Evaluate models trained on `RT-2` style datasets:
```
python3 eval-rt2.py [evaluation name] --model-path [MODEL_PATH]
```

## Detailed Usage

Usage: 
```
python3 eval-llara.py [-h] [--model-path MODEL_PATH] [--output-path OUTPUT_PATH] [--prompt-mode PROMPT_MODE] [--prompt-id PROMPT_ID] [--seed SEED] [--num-env NUM_ENV] [--max-length MAX_LENGTH] [--partition PARTITION] [--detector DETECTOR] [--detector-thre DETECTOR_THRE] filename
```

- `filename`: Name of the output file.
- `OUTPUT_PATH`: Path to the output directory (default: `../results/`).
- `MODEL_PATH`: Path to LLaVA checkpoint.
- `PROMPT_MODE`: Set of operational flags:
- - `h`: Enable action history.
- - `s`: Query VLM for each observation and perform a single action step no matter how many steps the VLM generates.
- - `d`: Enable object detection using VLM.
- - `e`: Enable object detection using MaskRCNN.
- - `o`: Enable oracle object detection.
- `PROMPT_ID`: Which prompt to use when genearte actions. [What's this?](https://github.com/LostXine/LLaRA/blob/abf04533e057ad51d3fd176f14507ef601237412/eval/vima_utils.py#L23-L39)
-  - -1 (or any negative values) : Randomly selected from 15 options (default)
-  - from 0 to 14 (inclusive) : Fixed prompt at the index you set (0-index)
-  - 100 (or any number strictly greater than 14) : The prompt will be omitted
- `SEED`: Random seed for reproducibility.
- `NUM_ENV`: Number of episodes per task.
- `MAX_LENGTH`: Maximum steps per episode; episodes exceeding this limit are marked as failed.
- `PARTITION`: Specific partition of VIMABench to test; tests all partitions (L1 - L4) if unspecified.
- `DETECTOR`: Path to the MaskRCNN checkpoint, used only if `e` is enabled in `PROMPT_MODE`.
- `DETECTOR_THRE`: Minimum score for an object detection proposal to be considered valid (default: 0.6).

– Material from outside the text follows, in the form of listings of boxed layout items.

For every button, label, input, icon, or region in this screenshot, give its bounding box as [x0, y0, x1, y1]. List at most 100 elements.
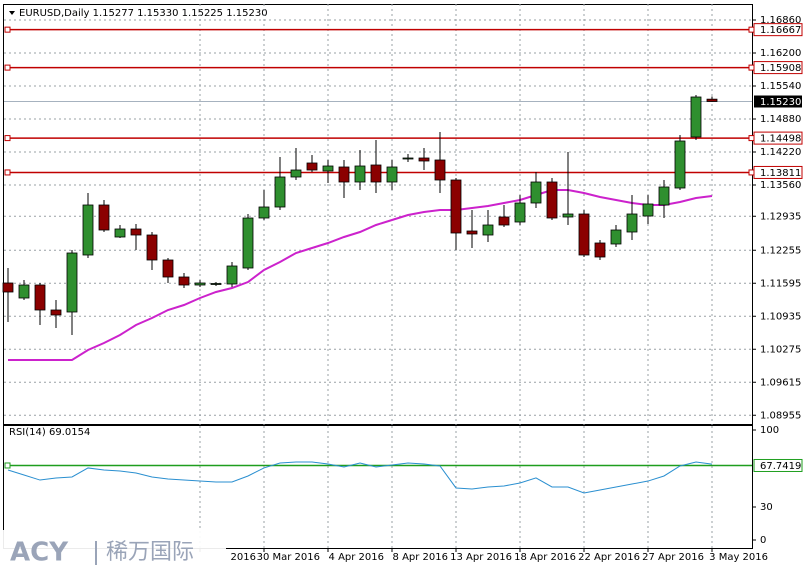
candle-body — [546, 181, 558, 219]
x-tick-label: 8 Apr 2016 — [393, 552, 448, 563]
level-label: 1.14498 — [760, 134, 801, 145]
menu-triangle — [9, 11, 15, 15]
level-handle — [4, 169, 11, 176]
y-tick-label: 1.11595 — [760, 278, 801, 289]
candle-body — [450, 179, 462, 234]
candle-body — [18, 284, 30, 299]
plot-layer: 1.16860 1.16200 1.15540 1.14880 1.14220 1.135… — [2, 4, 803, 563]
candle-body — [178, 276, 190, 286]
level-handle — [748, 26, 755, 33]
level-label-box — [753, 61, 803, 75]
y-tick-label: 1.09615 — [760, 377, 801, 388]
x-tick-label: 30 Mar 2016 — [257, 552, 320, 563]
candle-body — [466, 230, 478, 235]
candle-body — [642, 203, 654, 217]
candle-body — [306, 162, 318, 171]
candle-body — [434, 159, 446, 181]
x-tick-label: 13 Apr 2016 — [450, 552, 512, 563]
rsi-y-tick-label: 30 — [760, 502, 773, 513]
level-handle — [748, 64, 755, 71]
chart-title: EURUSD,Daily 1.15277 1.15330 1.15225 1.1… — [19, 8, 268, 19]
x-tick-label: 3 May 2016 — [709, 552, 768, 563]
candle-body — [418, 157, 430, 162]
y-tick-label: 1.16200 — [760, 48, 801, 59]
x-tick-label: 4 Apr 2016 — [329, 552, 384, 563]
candle-body — [402, 157, 414, 160]
candle-body — [530, 181, 542, 204]
level-label-box — [753, 23, 803, 37]
candle-body — [162, 259, 174, 278]
candle-body — [50, 309, 62, 316]
candle-body — [626, 213, 638, 233]
candle-body — [354, 165, 366, 183]
candle-body — [562, 213, 574, 218]
candle-body — [322, 165, 334, 172]
candle-body — [258, 206, 270, 219]
x-tick-label: 22 Apr 2016 — [578, 552, 640, 563]
current-price-label: 1.15230 — [760, 97, 801, 108]
candle-body — [2, 282, 14, 293]
level-handle — [748, 135, 755, 142]
y-tick-label: 1.14220 — [760, 147, 801, 158]
rsi-y-tick-label: 0 — [760, 535, 766, 546]
level-handle — [4, 135, 11, 142]
y-tick-label: 1.16860 — [760, 15, 801, 26]
candle-body — [194, 282, 206, 286]
candle-body — [130, 228, 142, 236]
candle-body — [242, 217, 254, 269]
x-tick-label: 2016 — [231, 552, 256, 563]
rsi-panel-frame — [3, 425, 753, 549]
candle-body — [274, 176, 286, 208]
candle-body — [82, 204, 94, 256]
rsi-title: RSI(14) 69.0154 — [9, 427, 90, 438]
level-handle — [748, 169, 755, 176]
candle-body — [370, 164, 382, 183]
candle-body — [386, 166, 398, 183]
level-handle — [4, 64, 11, 71]
candle-body — [338, 166, 350, 183]
candle-body — [690, 96, 702, 138]
candle-body — [658, 186, 670, 206]
candle-body — [226, 265, 238, 285]
y-tick-label: 1.10275 — [760, 344, 801, 355]
level-label: 1.16667 — [760, 25, 801, 36]
main-panel-frame — [3, 4, 753, 425]
watermark-brand: ACY — [10, 538, 69, 568]
candle-body — [594, 242, 606, 258]
level-label-box — [753, 131, 803, 145]
rsi-level-handle — [4, 462, 11, 469]
y-tick-label: 1.08955 — [760, 410, 801, 421]
x-tick-label: 27 Apr 2016 — [642, 552, 704, 563]
candle-body — [290, 169, 302, 178]
watermark-subtitle: 稀万国际 — [106, 540, 194, 565]
y-tick-label: 1.12935 — [760, 211, 801, 222]
candle-body — [114, 228, 126, 238]
level-label-box — [753, 165, 803, 179]
candle-body — [674, 140, 686, 189]
level-label: 1.13811 — [760, 168, 801, 179]
level-handle — [4, 26, 11, 33]
candle-body — [482, 224, 494, 236]
candle-body — [66, 252, 78, 313]
candle-body — [578, 213, 590, 256]
moving-average — [8, 189, 713, 361]
rsi-line — [7, 461, 713, 494]
y-tick-label: 1.10935 — [760, 311, 801, 322]
level-label: 1.15908 — [760, 63, 801, 74]
x-tick-label: 18 Apr 2016 — [514, 552, 576, 563]
candle-body — [34, 284, 46, 311]
watermark-box — [0, 530, 226, 576]
candle-body — [514, 202, 526, 223]
y-tick-label: 1.12255 — [760, 245, 801, 256]
rsi-level-label: 67.7419 — [760, 461, 801, 472]
current-price-box — [754, 95, 802, 108]
candle-body — [498, 216, 510, 226]
y-tick-label: 1.14880 — [760, 114, 801, 125]
candle-body — [610, 229, 622, 245]
y-tick-label: 1.13560 — [760, 180, 801, 191]
candle-body — [706, 98, 718, 102]
y-tick-label: 1.15540 — [760, 81, 801, 92]
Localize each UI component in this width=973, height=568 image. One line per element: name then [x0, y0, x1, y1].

For models trained on datasets without object detection features, use `PROMPT_MODE` as `hs`.

For models starting with `D-`, set `PROMPT_MODE` as `hsd`, `hse`, or `hso` to enable different object detectors.

Note: Both `eval-llara.py` and `eval-rt2.py` scripts accept the same arguments.